Worst-Case Scenario involves a failure to meet the high growth expectations embedded in the forward P/E of 21x, coupled with a broader market sell-off in growth stocks. A significant pipeline setback or slower-than-expected adoption of newer drugs like Amvuttra could trigger analyst downgrades and a re-rating towards its historical lows. The realistic downside is to the 52-week low of $245.96, which represents a -17% decline from the current price of $296.11. In an adverse scenario combining missed earnings and multiple compression, a drop of 25-30% is plausible, revisiting the lows seen during the stock's -39.72% maximum drawdown.

FAQ

The key risks are: 1) Valuation Compression: The extreme trailing multiples (PE 166x, PS 14x) make the stock hypersensitive to any growth disappointment, risking a sharp price decline. 2) Commercial Execution: Quarterly revenue has shown volatility (down from $1.25B in Q3 to $1.10B in Q4 2025), and sustained high growth is critical to justify the premium. 3) Financial Leverage: A debt-to-equity ratio of 1.62 increases financial risk, especially in a higher interest rate environment. 4) Pipeline & Competition: Future growth depends on successful expansion beyond rare diseases into competitive larger markets, which carries high clinical and commercial risk.

The 12-month forecast is bifurcated, with a 50% probability base case target range of $300-$380, implying modest upside from the current $296.11. This scenario assumes the company meets consensus revenue estimates of ~$11.35B and the forward P/E of ~21x holds. The bull case (30% probability) targets $400-$495, driven by superior commercial execution and pipeline success. The bear case (20% probability) sees a retest of the 52-week low near $245. The most likely outcome is the base case, where the stock consolidates after its severe decline as the market awaits evidence that explosive earnings growth can materialize to support the valuation.

The answer depends on the time horizon. On a trailing basis, ALNY is unequivocally overvalued, with a P/E of 166x and a PS ratio of 14x. However, the market is forward-looking, and the forward P/E of 21.24x suggests it is fairly valued or even slightly undervalued relative to its expected earnings surge. This massive gap indicates the market is paying a premium for future growth, not current results. Compared to many unprofitable biotechs, its valuation is justified by its profitability and cash flow. Ultimately, the stock is fairly valued for near-term expectations but carries the constant risk of derating if those expectations are not met.

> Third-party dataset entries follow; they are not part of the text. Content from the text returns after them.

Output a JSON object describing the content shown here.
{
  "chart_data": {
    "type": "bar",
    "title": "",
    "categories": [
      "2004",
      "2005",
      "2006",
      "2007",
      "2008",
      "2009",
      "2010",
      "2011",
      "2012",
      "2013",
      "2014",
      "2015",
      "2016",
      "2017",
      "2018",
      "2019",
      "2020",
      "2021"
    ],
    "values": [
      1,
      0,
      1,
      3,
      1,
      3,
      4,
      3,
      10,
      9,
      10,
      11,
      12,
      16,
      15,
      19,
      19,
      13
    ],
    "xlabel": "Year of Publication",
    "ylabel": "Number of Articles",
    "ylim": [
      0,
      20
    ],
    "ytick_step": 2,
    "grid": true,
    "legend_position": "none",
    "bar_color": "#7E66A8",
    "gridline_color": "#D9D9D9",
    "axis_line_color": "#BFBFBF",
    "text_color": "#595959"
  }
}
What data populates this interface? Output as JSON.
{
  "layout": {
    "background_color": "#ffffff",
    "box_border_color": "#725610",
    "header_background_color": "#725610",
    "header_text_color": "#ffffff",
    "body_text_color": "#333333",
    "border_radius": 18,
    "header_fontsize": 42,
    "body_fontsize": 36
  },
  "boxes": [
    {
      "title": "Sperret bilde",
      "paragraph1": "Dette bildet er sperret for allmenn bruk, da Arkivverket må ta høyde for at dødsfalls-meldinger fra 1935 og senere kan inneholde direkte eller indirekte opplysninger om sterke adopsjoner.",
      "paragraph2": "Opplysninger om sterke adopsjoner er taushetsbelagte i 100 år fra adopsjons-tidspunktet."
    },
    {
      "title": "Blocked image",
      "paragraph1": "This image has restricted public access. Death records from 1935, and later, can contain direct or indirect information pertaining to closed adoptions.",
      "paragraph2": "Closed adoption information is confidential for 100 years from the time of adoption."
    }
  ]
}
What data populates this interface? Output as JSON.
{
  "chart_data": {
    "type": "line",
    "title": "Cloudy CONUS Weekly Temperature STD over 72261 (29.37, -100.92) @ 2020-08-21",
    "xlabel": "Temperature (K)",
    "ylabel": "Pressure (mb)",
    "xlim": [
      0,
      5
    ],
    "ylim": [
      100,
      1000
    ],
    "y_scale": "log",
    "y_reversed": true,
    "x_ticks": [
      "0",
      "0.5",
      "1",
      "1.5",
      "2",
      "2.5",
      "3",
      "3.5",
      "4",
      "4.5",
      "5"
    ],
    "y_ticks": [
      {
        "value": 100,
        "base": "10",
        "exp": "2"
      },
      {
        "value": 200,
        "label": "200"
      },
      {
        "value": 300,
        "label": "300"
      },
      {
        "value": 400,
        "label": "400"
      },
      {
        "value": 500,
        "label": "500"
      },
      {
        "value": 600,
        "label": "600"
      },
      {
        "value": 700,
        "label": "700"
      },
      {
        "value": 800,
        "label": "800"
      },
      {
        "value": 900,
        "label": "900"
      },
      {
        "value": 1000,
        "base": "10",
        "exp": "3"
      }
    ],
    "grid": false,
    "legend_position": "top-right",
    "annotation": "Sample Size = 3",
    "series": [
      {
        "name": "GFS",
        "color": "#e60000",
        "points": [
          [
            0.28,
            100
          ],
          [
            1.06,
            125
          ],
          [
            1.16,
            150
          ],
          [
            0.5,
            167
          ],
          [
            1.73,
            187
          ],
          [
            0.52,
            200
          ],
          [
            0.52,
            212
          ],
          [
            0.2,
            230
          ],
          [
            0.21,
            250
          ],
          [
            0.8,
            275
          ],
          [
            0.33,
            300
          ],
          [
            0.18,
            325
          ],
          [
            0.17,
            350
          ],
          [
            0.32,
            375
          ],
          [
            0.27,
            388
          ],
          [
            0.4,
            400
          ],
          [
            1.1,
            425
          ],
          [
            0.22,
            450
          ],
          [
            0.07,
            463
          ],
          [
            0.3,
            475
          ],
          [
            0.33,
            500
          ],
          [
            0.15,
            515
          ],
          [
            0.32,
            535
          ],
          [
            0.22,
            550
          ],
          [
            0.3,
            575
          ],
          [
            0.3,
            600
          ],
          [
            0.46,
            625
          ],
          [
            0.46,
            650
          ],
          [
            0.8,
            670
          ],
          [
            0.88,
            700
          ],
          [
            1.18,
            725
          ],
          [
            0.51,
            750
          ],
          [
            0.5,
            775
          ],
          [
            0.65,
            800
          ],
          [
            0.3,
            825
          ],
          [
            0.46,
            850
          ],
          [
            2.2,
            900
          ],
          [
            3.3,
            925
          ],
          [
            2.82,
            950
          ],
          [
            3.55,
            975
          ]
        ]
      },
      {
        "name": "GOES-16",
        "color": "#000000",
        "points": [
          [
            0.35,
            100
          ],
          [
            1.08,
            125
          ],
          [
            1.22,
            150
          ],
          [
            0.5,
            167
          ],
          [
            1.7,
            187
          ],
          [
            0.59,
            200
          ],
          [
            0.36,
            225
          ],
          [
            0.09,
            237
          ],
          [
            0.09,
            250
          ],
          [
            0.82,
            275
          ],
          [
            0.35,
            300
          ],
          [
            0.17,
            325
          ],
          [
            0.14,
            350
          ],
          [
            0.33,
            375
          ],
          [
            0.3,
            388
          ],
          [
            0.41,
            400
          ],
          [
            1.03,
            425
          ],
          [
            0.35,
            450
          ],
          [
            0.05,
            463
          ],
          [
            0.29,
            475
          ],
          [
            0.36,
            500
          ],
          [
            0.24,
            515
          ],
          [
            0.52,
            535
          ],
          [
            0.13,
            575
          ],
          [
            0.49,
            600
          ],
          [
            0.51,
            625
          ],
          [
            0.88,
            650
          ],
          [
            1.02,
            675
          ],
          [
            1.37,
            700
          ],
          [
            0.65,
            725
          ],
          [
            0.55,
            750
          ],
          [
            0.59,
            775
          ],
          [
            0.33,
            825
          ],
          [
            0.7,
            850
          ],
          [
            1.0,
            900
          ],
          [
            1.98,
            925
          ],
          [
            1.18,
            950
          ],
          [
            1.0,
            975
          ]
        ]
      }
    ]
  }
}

ALNY presents a high-conviction, high-risk opportunity. For investors with a long-term horizon and high risk tolerance, the current price may offer an attractive entry point into the commercial leader of RNAi therapeutics, now that it is profitable and generating strong cash flow. The forward P/E of 21.24x is reasonable for its growth profile. However, given the severe 35% six-month decline and broken technicals, it is not a good buy for short-term traders or risk-averse investors. The biggest near-term risk is further multiple compression if the company stumbles on execution. A prudent strategy might be to initiate a small position and average in on further weakness.

ALNY is unequivocally a long-term investment, with a suggested minimum holding period of 3-5 years. Its value proposition is based on the multi-year commercial rollout of its RNAi platform and pipeline expansion, not short-term trading catalysts. The stock exhibits high volatility (max drawdown -39.72%) and pays no dividend, making it unsuitable for income or short-term traders. Long-term investors can potentially benefit from the company's transition to a profitable, cash-generative biotech leader, but must be prepared to endure significant price swings along the way. Short-term price action is dominated by sentiment and technicals, which are currently negative.